Although homemade often tastes much better ....
Love greeting Susanne
Haha, Susanne. Yes, I can understand that well. Making a plum pudding yourself obviously requires patience. But there is also the other alternative.
Interesting, I did not even know this Christmas tradition from the UK. It's amazing how many different customs there are in different countries ... I especially like how you explain the historical background in depth. LG, Ricarda
I am glad that we could tell you something new about the Christmas traditions in Great Britain. I found it interesting how far they have gone back in history.
Most Englishmen I know buy it. And I also got some gifts or bought them myself. By the way, they were delicious!
I have not even baked, but I want to try it out. Thanks for the recipe. Have you already tried it?

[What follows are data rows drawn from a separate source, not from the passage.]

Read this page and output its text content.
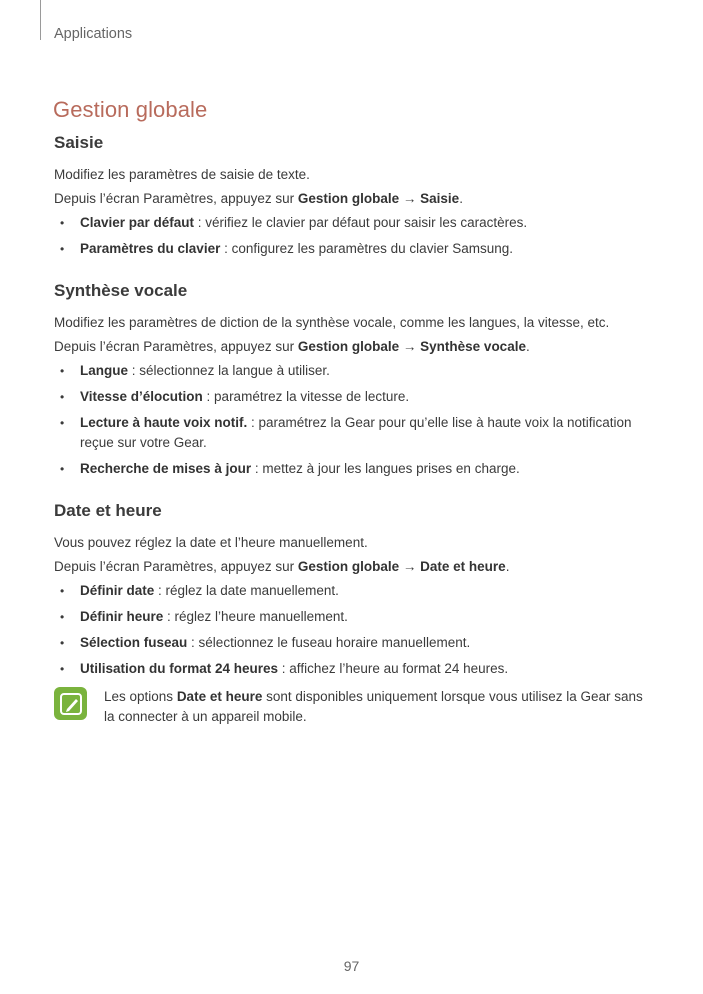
Applications
Gestion globale
Saisie

Modifiez les paramètres de saisie de texte.

Depuis l’écran Paramètres, appuyez sur Gestion globale → Saisie.

• Clavier par défaut : vérifiez le clavier par défaut pour saisir les caractères.
• Paramètres du clavier : configurez les paramètres du clavier Samsung.
Synthèse vocale

Modifiez les paramètres de diction de la synthèse vocale, comme les langues, la vitesse, etc.

Depuis l’écran Paramètres, appuyez sur Gestion globale → Synthèse vocale.

• Langue : sélectionnez la langue à utiliser.
• Vitesse d’élocution : paramétrez la vitesse de lecture.
• Lecture à haute voix notif. : paramétrez la Gear pour qu’elle lise à haute voix la notification reçue sur votre Gear.
• Recherche de mises à jour : mettez à jour les langues prises en charge.
Date et heure

Vous pouvez réglez la date et l’heure manuellement.

Depuis l’écran Paramètres, appuyez sur Gestion globale → Date et heure.

• Définir date : réglez la date manuellement.
• Définir heure : réglez l’heure manuellement.
• Sélection fuseau : sélectionnez le fuseau horaire manuellement.
• Utilisation du format 24 heures : affichez l’heure au format 24 heures.
Les options Date et heure sont disponibles uniquement lorsque vous utilisez la Gear sans la connecter à un appareil mobile.
97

I can not imagine that one serves something for Christmas that does not taste good. We have not tried the recipe itself yet. But next year maybe.
: P Now I must confess that I do not like it: P.

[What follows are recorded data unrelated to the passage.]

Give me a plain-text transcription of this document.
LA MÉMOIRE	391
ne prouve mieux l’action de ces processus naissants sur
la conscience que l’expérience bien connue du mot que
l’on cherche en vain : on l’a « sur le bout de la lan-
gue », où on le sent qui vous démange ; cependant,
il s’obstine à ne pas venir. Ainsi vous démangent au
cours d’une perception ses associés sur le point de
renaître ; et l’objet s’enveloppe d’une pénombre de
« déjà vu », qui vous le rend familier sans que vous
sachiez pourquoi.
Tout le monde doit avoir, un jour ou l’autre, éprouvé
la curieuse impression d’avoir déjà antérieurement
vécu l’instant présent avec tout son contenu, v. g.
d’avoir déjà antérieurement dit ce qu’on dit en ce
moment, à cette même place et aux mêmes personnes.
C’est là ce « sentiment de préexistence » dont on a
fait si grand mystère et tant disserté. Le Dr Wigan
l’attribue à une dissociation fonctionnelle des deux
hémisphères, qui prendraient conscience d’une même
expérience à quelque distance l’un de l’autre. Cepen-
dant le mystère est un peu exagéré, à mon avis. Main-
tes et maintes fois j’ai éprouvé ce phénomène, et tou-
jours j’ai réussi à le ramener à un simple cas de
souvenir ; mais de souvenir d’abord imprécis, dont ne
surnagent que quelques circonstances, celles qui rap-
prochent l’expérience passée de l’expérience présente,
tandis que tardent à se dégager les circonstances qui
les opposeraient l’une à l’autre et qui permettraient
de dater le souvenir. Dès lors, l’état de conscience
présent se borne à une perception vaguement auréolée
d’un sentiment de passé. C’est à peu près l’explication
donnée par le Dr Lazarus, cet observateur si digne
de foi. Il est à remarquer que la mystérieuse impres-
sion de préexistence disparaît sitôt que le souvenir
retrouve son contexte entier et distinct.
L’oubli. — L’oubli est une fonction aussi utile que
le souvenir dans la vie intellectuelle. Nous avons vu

I wish you a nice weekend!
I have not tasted it yet because I've never been around the Christmas season in the UK. I would like to try it, because without having tasted it at least once, you can not have a say.
Thank you for this wonderful post on a beloved British tradition, Monika. I hope your readers enjoy reading it!
I am sure they will like it, Azlin. It's such a great story, and it looks so good on your photo. I am thinking about adding it to our Christmas dishes next year.